Het programma Modernisering Gevangeniswezen (MGW) heeft een participatief traject gevolgd om gezamenlijk tot een visie en strategisch kader voor de sector GW te komen. Op deze manier is er breed draagvlak gecreëerd voor de uitgangspunten van MGW. Om dit draagvlak te behouden, maar ook om implementatie en borging van de processen van MGW te garanderen, is aan de vestigingsdirecties gevraagd om een eigen implementatiestrategie vast te leggen in een implementatieplan. Hierbij stelt het programma MGW kaders in de vorm van zogenaamde «eindtermen per project». Dit zijn eisen waaraan de uitvoering van de verschillende projecten aan moet voldoen.

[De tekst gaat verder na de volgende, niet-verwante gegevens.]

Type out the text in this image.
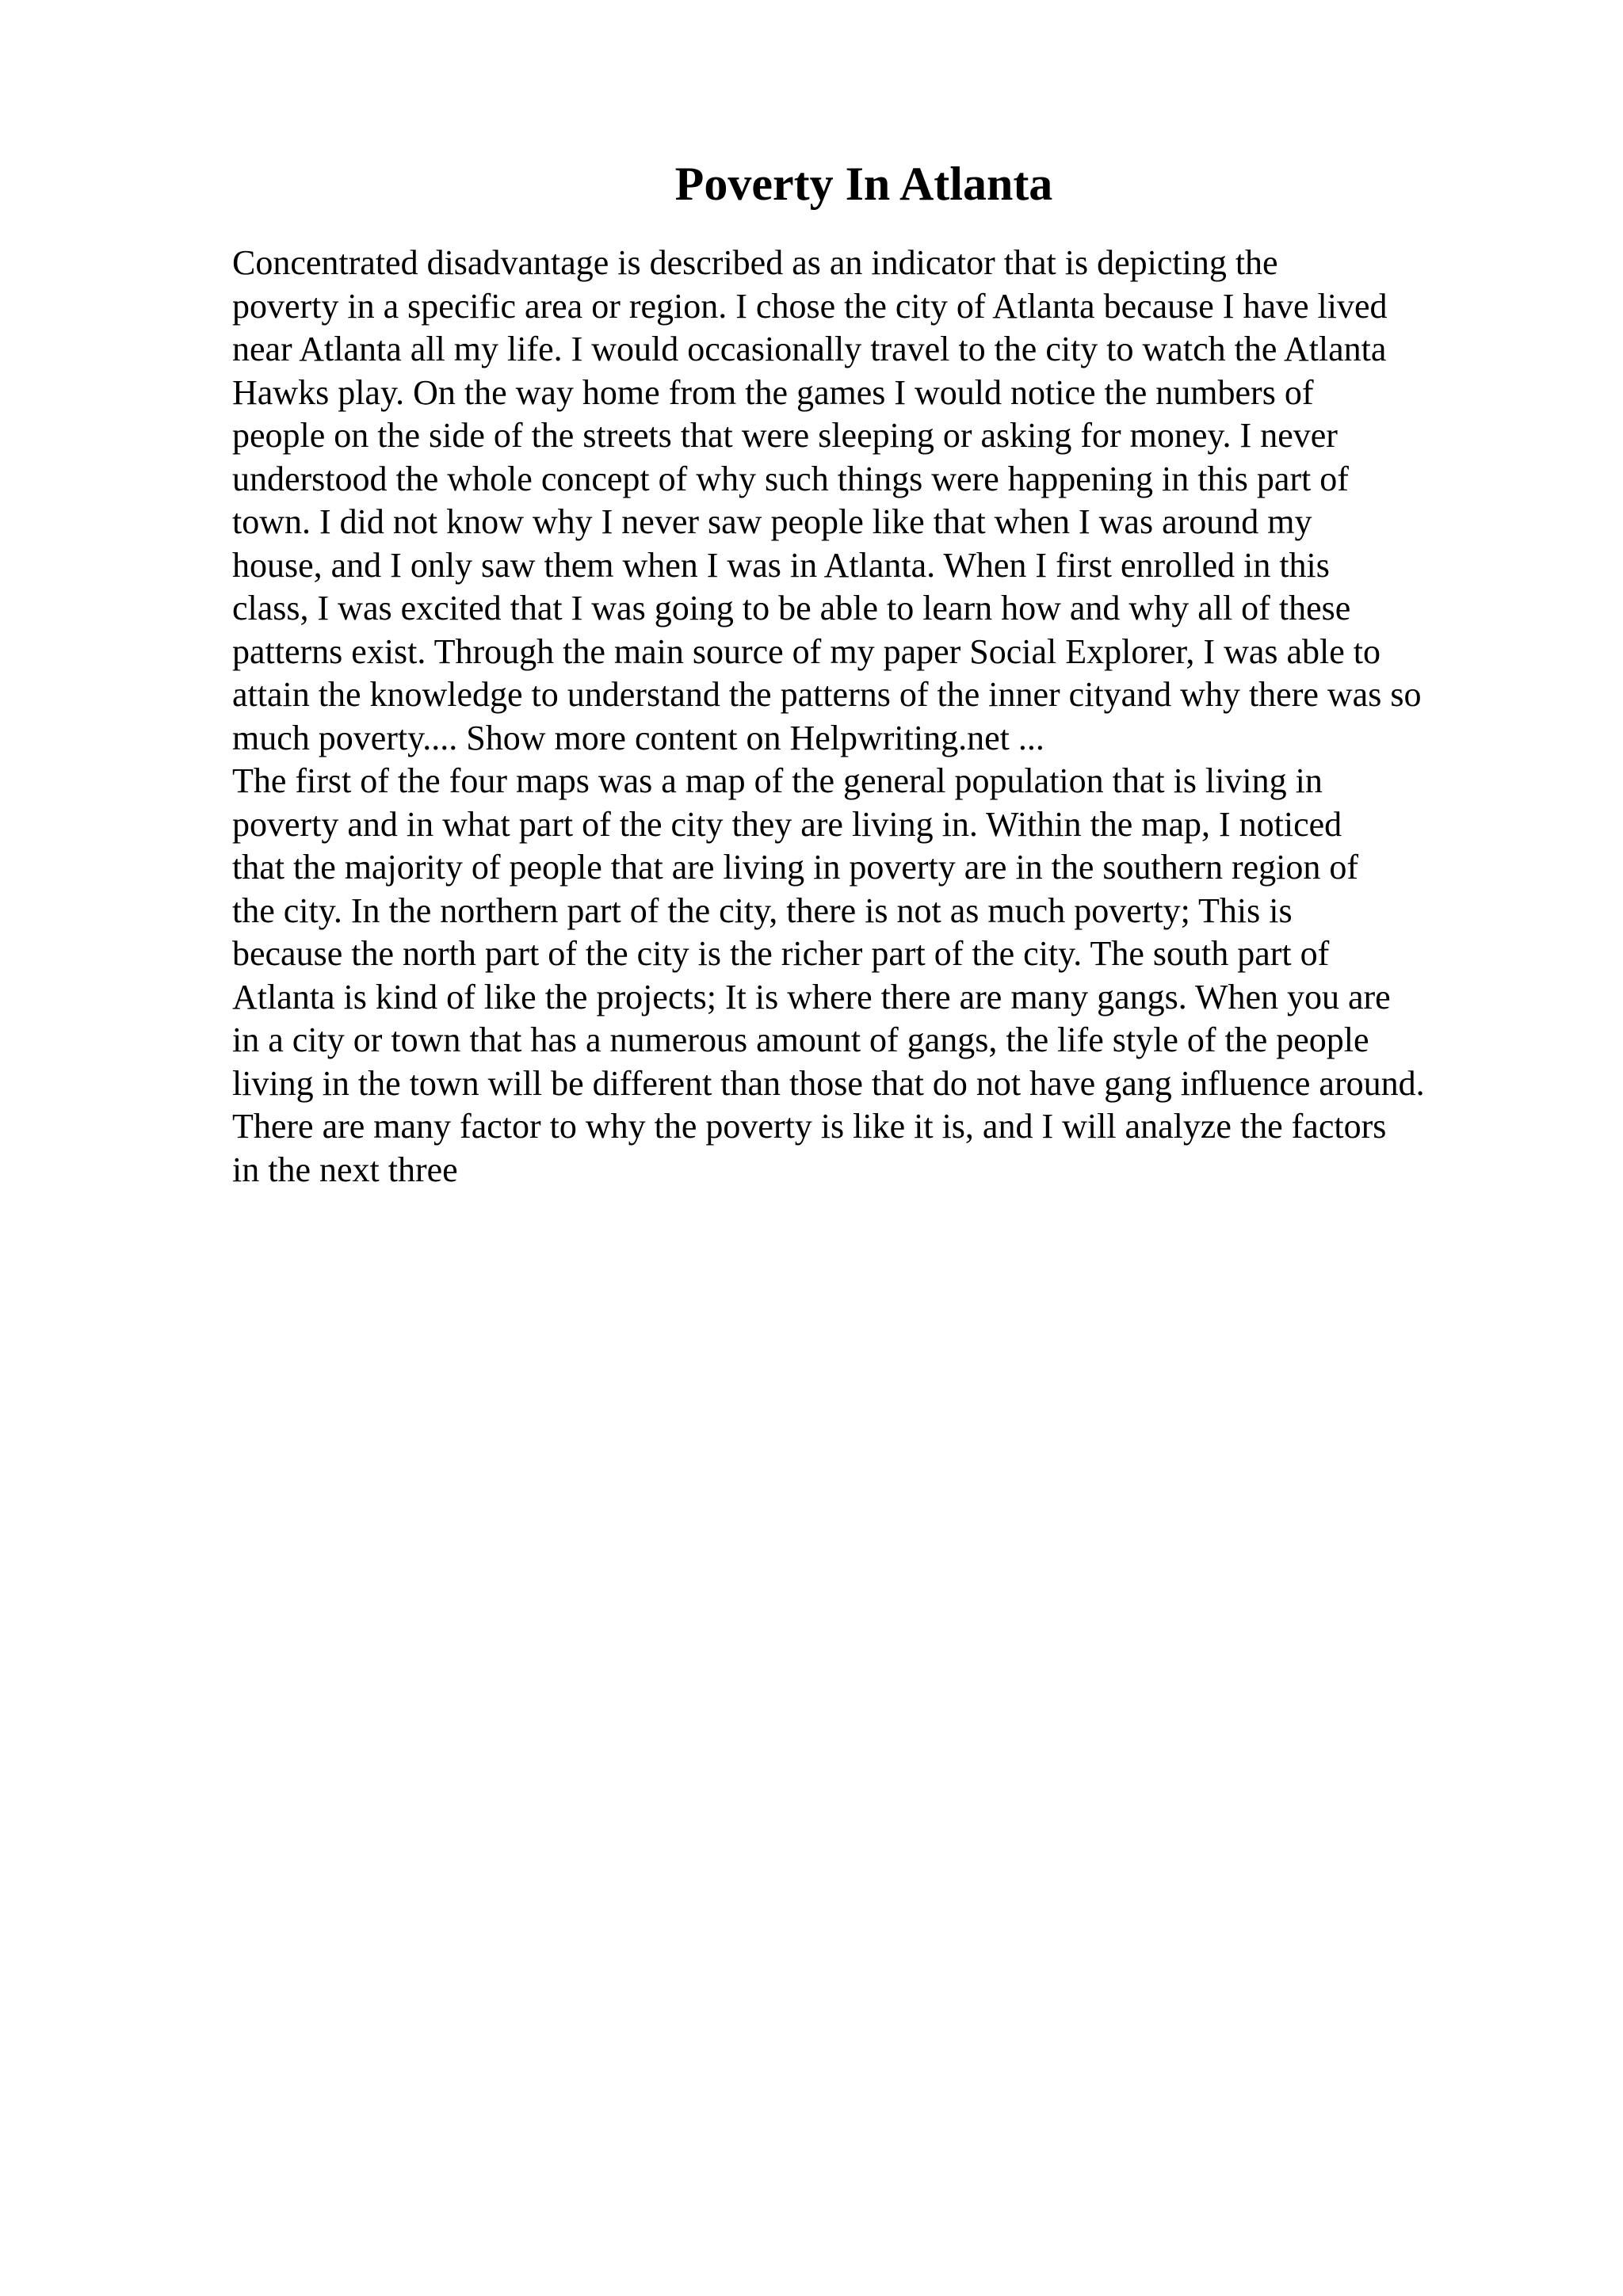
Poverty In Atlanta
Concentrated disadvantage is described as an indicator that is depicting the
poverty in a specific area or region. I chose the city of Atlanta because I have lived
near Atlanta all my life. I would occasionally travel to the city to watch the Atlanta
Hawks play. On the way home from the games I would notice the numbers of
people on the side of the streets that were sleeping or asking for money. I never
understood the whole concept of why such things were happening in this part of
town. I did not know why I never saw people like that when I was around my
house, and I only saw them when I was in Atlanta. When I first enrolled in this
class, I was excited that I was going to be able to learn how and why all of these
patterns exist. Through the main source of my paper Social Explorer, I was able to
attain the knowledge to understand the patterns of the inner cityand why there was so
much poverty.... Show more content on Helpwriting.net ...
The first of the four maps was a map of the general population that is living in
poverty and in what part of the city they are living in. Within the map, I noticed
that the majority of people that are living in poverty are in the southern region of
the city. In the northern part of the city, there is not as much poverty; This is
because the north part of the city is the richer part of the city. The south part of
Atlanta is kind of like the projects; It is where there are many gangs. When you are
in a city or town that has a numerous amount of gangs, the life style of the people
living in the town will be different than those that do not have gang influence around.
There are many factor to why the poverty is like it is, and I will analyze the factors
in the next three
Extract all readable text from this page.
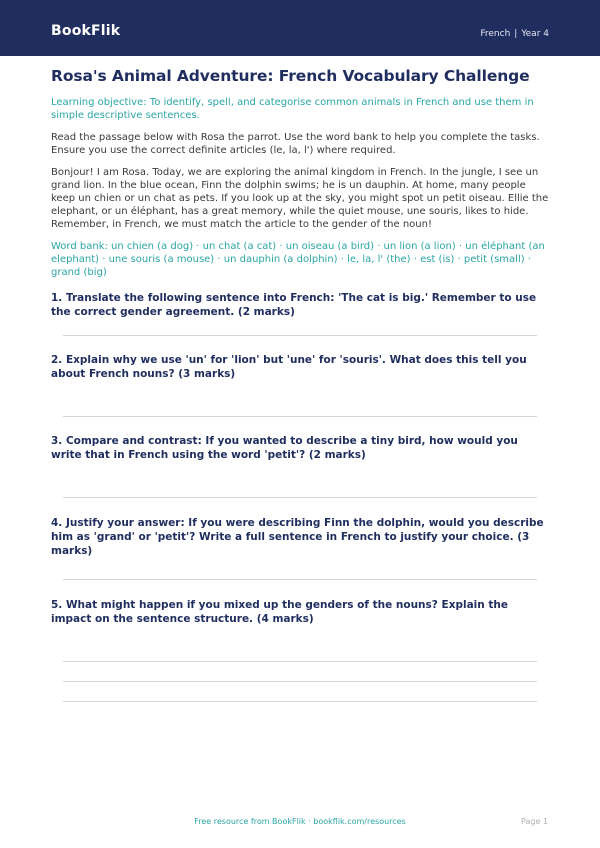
BookFlik	French | Year 4
Rosa's Animal Adventure: French Vocabulary Challenge
Learning objective: To identify, spell, and categorise common animals in French and use them in simple descriptive sentences.
Read the passage below with Rosa the parrot. Use the word bank to help you complete the tasks. Ensure you use the correct definite articles (le, la, l') where required.
Bonjour! I am Rosa. Today, we are exploring the animal kingdom in French. In the jungle, I see un grand lion. In the blue ocean, Finn the dolphin swims; he is un dauphin. At home, many people keep un chien or un chat as pets. If you look up at the sky, you might spot un petit oiseau. Ellie the elephant, or un éléphant, has a great memory, while the quiet mouse, une souris, likes to hide. Remember, in French, we must match the article to the gender of the noun!
Word bank: un chien (a dog) · un chat (a cat) · un oiseau (a bird) · un lion (a lion) · un éléphant (an elephant) · une souris (a mouse) · un dauphin (a dolphin) · le, la, l' (the) · est (is) · petit (small) · grand (big)
1. Translate the following sentence into French: 'The cat is big.' Remember to use the correct gender agreement. (2 marks)
2. Explain why we use 'un' for 'lion' but 'une' for 'souris'. What does this tell you about French nouns? (3 marks)
3. Compare and contrast: If you wanted to describe a tiny bird, how would you write that in French using the word 'petit'? (2 marks)
4. Justify your answer: If you were describing Finn the dolphin, would you describe him as 'grand' or 'petit'? Write a full sentence in French to justify your choice. (3 marks)
5. What might happen if you mixed up the genders of the nouns? Explain the impact on the sentence structure. (4 marks)
Free resource from BookFlik · bookflik.com/resources	Page 1
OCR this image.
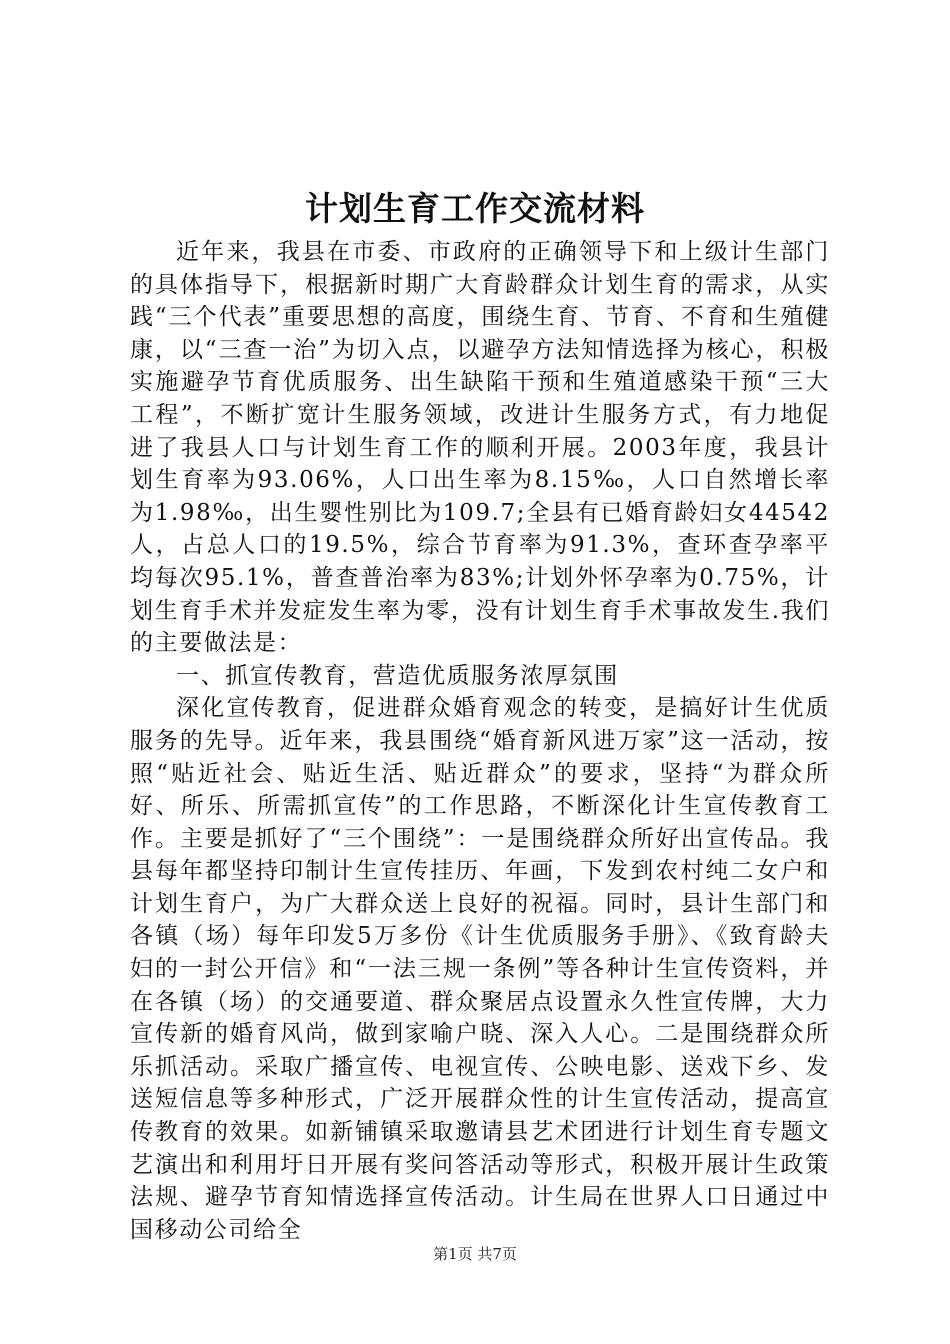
计划生育工作交流材料

近年来，我县在市委、市政府的正确领导下和上级计生部门的具体指导下，根据新时期广大育龄群众计划生育的需求，从实践“三个代表”重要思想的高度，围绕生育、节育、不育和生殖健康，以“三查一治”为切入点，以避孕方法知情选择为核心，积极实施避孕节育优质服务、出生缺陷干预和生殖道感染干预“三大工程”，不断扩宽计生服务领域，改进计生服务方式，有力地促进了我县人口与计划生育工作的顺利开展。2003年度，我县计划生育率为93.06%，人口出生率为8.15‰，人口自然增长率为1.98‰，出生婴性别比为109.7;全县有已婚育龄妇女44542人，占总人口的19.5%，综合节育率为91.3%，查环查孕率平均每次95.1%，普查普治率为83%;计划外怀孕率为0.75%，计划生育手术并发症发生率为零，没有计划生育手术事故发生.我们的主要做法是：

一、抓宣传教育，营造优质服务浓厚氛围

深化宣传教育，促进群众婚育观念的转变，是搞好计生优质服务的先导。近年来，我县围绕“婚育新风进万家”这一活动，按照“贴近社会、贴近生活、贴近群众”的要求，坚持“为群众所好、所乐、所需抓宣传”的工作思路，不断深化计生宣传教育工作。主要是抓好了“三个围绕”：一是围绕群众所好出宣传品。我县每年都坚持印制计生宣传挂历、年画，下发到农村纯二女户和计划生育户，为广大群众送上良好的祝福。同时，县计生部门和各镇（场）每年印发5万多份《计生优质服务手册》、《致育龄夫妇的一封公开信》和“一法三规一条例”等各种计生宣传资料，并在各镇（场）的交通要道、群众聚居点设置永久性宣传牌，大力宣传新的婚育风尚，做到家喻户晓、深入人心。二是围绕群众所乐抓活动。采取广播宣传、电视宣传、公映电影、送戏下乡、发送短信息等多种形式，广泛开展群众性的计生宣传活动，提高宣传教育的效果。如新铺镇采取邀请县艺术团进行计划生育专题文艺演出和利用圩日开展有奖问答活动等形式，积极开展计生政策法规、避孕节育知情选择宣传活动。计生局在世界人口日通过中国移动公司给全

第1页 共7页
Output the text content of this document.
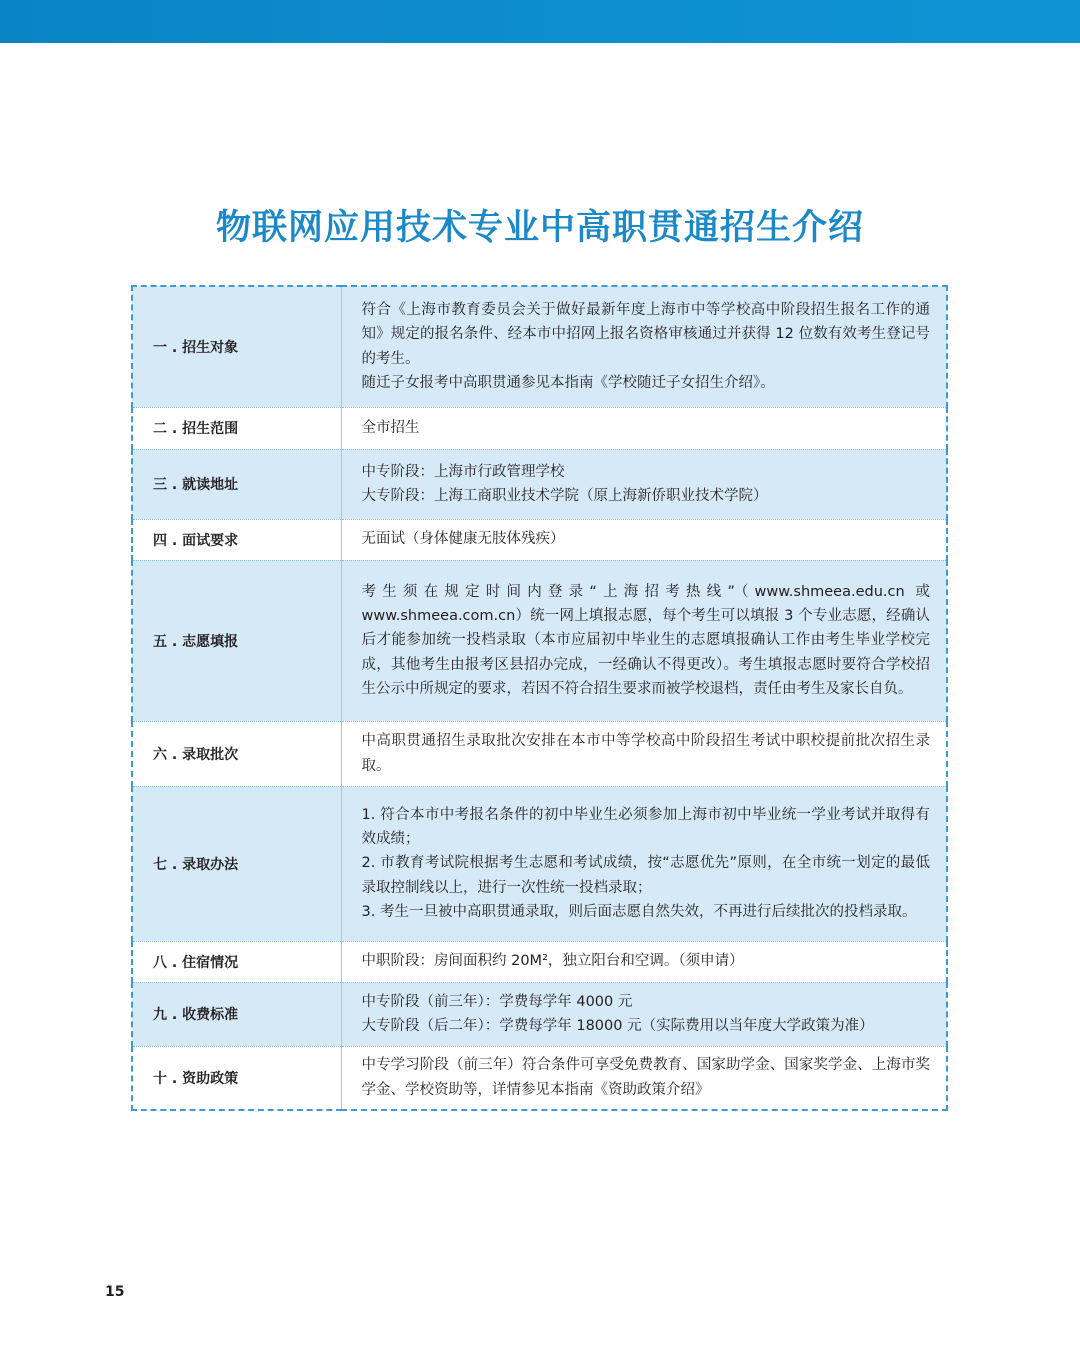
物联网应用技术专业中高职贯通招生介绍
一 . 招生对象	符合《上海市教育委员会关于做好最新年度上海市中等学校高中阶段招生报名工作的通知》规定的报名条件、经本市中招网上报名资格审核通过并获得 12 位数有效考生登记号的考生。
随迁子女报考中高职贯通参见本指南《学校随迁子女招生介绍》。

二 . 招生范围	全市招生

三 . 就读地址	中专阶段：上海市行政管理学校
大专阶段：上海工商职业技术学院（原上海新侨职业技术学院）

四 . 面试要求	无面试（身体健康无肢体残疾）

五 . 志愿填报	考生须在规定时间内登录“上海招考热线”（www.shmeea.edu.cn 或 www.shmeea.com.cn）统一网上填报志愿，每个考生可以填报 3 个专业志愿，经确认后才能参加统一投档录取（本市应届初中毕业生的志愿填报确认工作由考生毕业学校完成，其他考生由报考区县招办完成，一经确认不得更改）。考生填报志愿时要符合学校招生公示中所规定的要求，若因不符合招生要求而被学校退档，责任由考生及家长自负。

六 . 录取批次	中高职贯通招生录取批次安排在本市中等学校高中阶段招生考试中职校提前批次招生录取。

七 . 录取办法	1. 符合本市中考报名条件的初中毕业生必须参加上海市初中毕业统一学业考试并取得有效成绩；
2. 市教育考试院根据考生志愿和考试成绩，按“志愿优先”原则，在全市统一划定的最低录取控制线以上，进行一次性统一投档录取；
3. 考生一旦被中高职贯通录取，则后面志愿自然失效，不再进行后续批次的投档录取。

八 . 住宿情况	中职阶段：房间面积约 20M²，独立阳台和空调。（须申请）

九 . 收费标准	中专阶段（前三年）：学费每学年 4000 元
大专阶段（后二年）：学费每学年 18000 元（实际费用以当年度大学政策为准）

十 . 资助政策	中专学习阶段（前三年）符合条件可享受免费教育、国家助学金、国家奖学金、上海市奖学金、学校资助等，详情参见本指南《资助政策介绍》
15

De vestigingsdirecteuren hebben voldoende vrijheid om MGW in hun eigen vestiging in het juiste tempo, maar wel binnen de gestelde termijnen, te implementeren.

Vraag 7

Bent u bereid zorgvuldig en structureel te blijven overleggen met het personeel over de reorganisaties in het gevangeniswezen?

Antwoord 7

Ja. Ik blijf het programma MGW op een participatieve wijze uitvoeren. Hierbij is relatief veel tijd ingeruimd voor overleg en afstemming. Draagvlak voor de vele ontwikkelingen die vanuit MGW worden nagestreefd is voor het slagen van het programma van doorslaggevend belang.

Vraag 8

Ziet u aanleiding een onderzoek in te stellen naar de onrust in de penitentiaire inrichting in Breda? Zo nee, waarom niet?

Antwoord 8

Op dit moment is de directie van de PI Breda over de reorganisatie en de onrust die het met zich mee brengt in gesprek met de regiodirecteur van het Gevangeniswezen en met de vertegenwoordiging van het personeel, de lokale medezeggenschapsraad. Ook worden er maandelijks medewerkersbijeenkomsten georganiseerd. Daarnaast kunnen medewerkers te allen tijde bij de medezeggenschapsraad of de vertrouwenspersonen terecht. Ik zie dan ook geen aanleiding om een onderzoek in te stellen.


X Noot
1

BN de Stem, 11 december 2010: «Schrikbewind in De Koepel».